Last but not least, one of the most powerful tools a facilitator can have is action items tracking and enforcement, and GoRetro provides just that. A retrospective without action items is bound to turn into a waste of time, and having action items without checking on them each meeting makes them meaningless.

02

Support the meeting with real objective data to keep the conversation “fact based”

The next stage of a productive retrospective meeting would be to add the data layer. Advanced Scrum Masters like Rosie use data to look into the Sprint and understand what really happened. As Rosie describes it,

“...instead of having a personal perception, they've got a much more empirical measure to use, which is obviously much more useful for them to make decisions about how they'd like to move forward.”

The team can then easily answer questions such as how many unplanned events did we have?
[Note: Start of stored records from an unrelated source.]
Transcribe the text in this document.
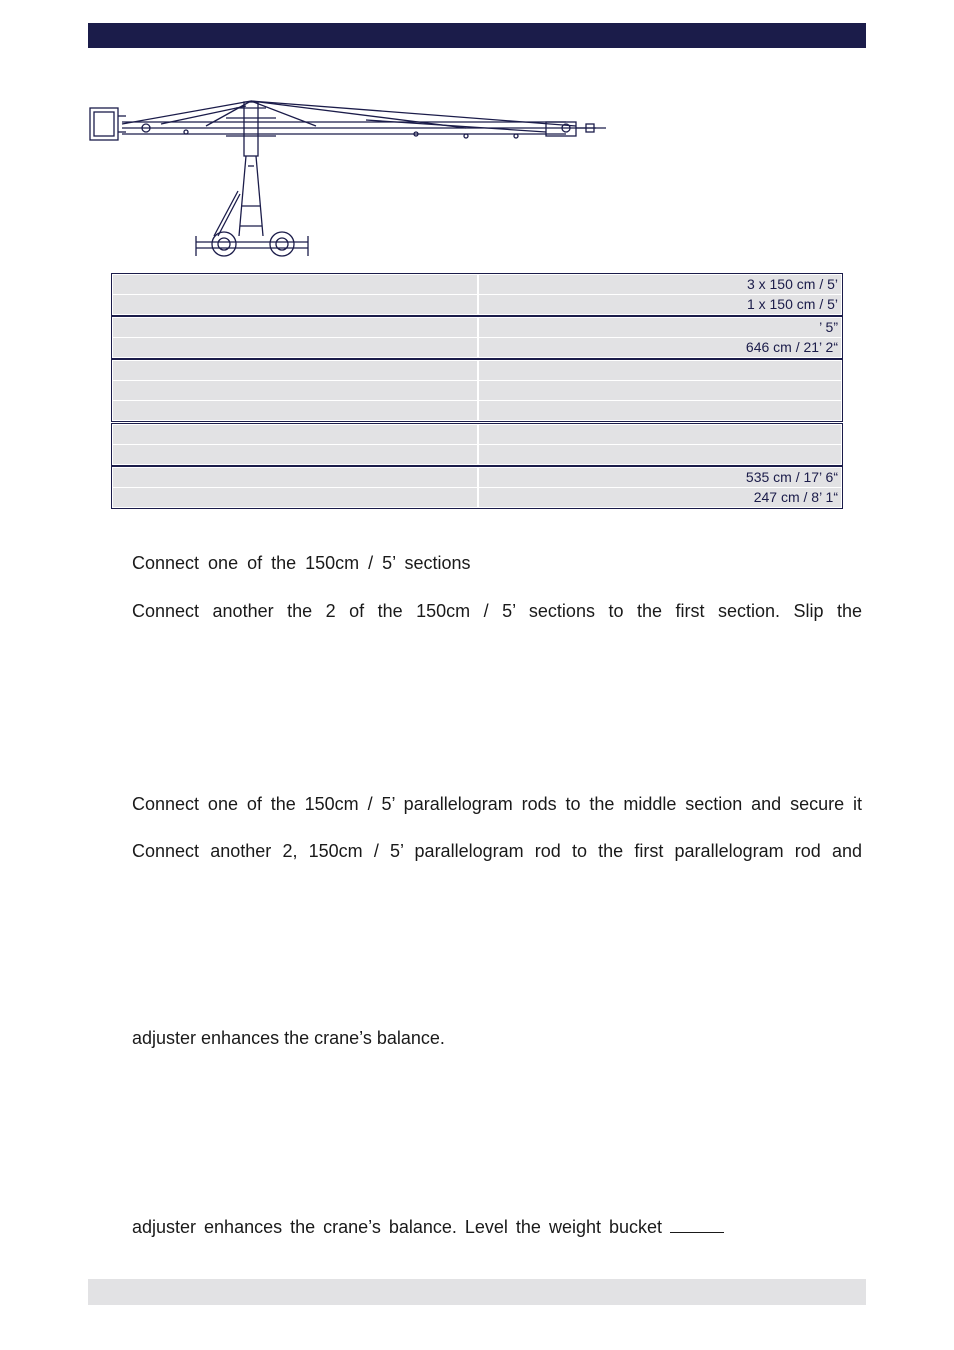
3 x 150 cm / 5’
1 x 150 cm / 5’
’ 5”
646 cm / 21’ 2“
535 cm / 17’ 6“
247 cm / 8’ 1“
Connect one of the 150cm / 5’ sections
Connect another the 2 of the 150cm / 5’ sections to the first section. Slip the
Connect one of the 150cm / 5’ parallelogram rods to the middle section and secure it
Connect another 2, 150cm / 5’ parallelogram rod to the first parallelogram rod and
adjuster enhances the crane’s balance.
adjuster enhances the crane’s balance. Level the weight bucket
Have we worked according to the priorities? Did we finish up all the spillover from the previous Sprint? How is our actual vs. planned trend over the last 3 Sprints? Are our estimates accurate? What does the task cycle time look like?

“Cycle time isn’t something the team thinks about, as a Scrum Master I do. Seeing it as part of the retro kind of changes their perspective on how the movement of the tickets actually happened.”
03

Supercharge the retrospective with AI to focus the team on what matters most

Now that the team has data to support their retrospective, they need to be efficient. Going through all of the data points takes time, and as Rosie puts it

“Data on its own means nothing. I mean, I can create statistics upside down and backwards, but without any context, they're meaningless.”

Rosie is right, without context and without staying laser focused on what matters, the team will not engage. One possible solution is to run through many preparations before each meeting. But our goal is to save time, not to add more of it, so we came up with the Joker, an AI assistant that analyzes the data for you and comes up with the most important issues. Rosie experienced the Joker with her team:

״As if somebody external to the team turned around and said oh, did you know? Because fresh eyes always see the same information completely differently. They don't have any sort of baggage, any politics, any kind of reason to say something. The AI is the same, it made us think about things we don’t usually take into account”
Result:

With GoRetro, Rosie enjoys a 90% participation in the retrospective meetings. The meetings are fun, engaging and data driven, and the discussions actually help the team to continuously improve:

“So it gives us that sort of nice steady progression, which is exactly what you're looking for in a retrospective.”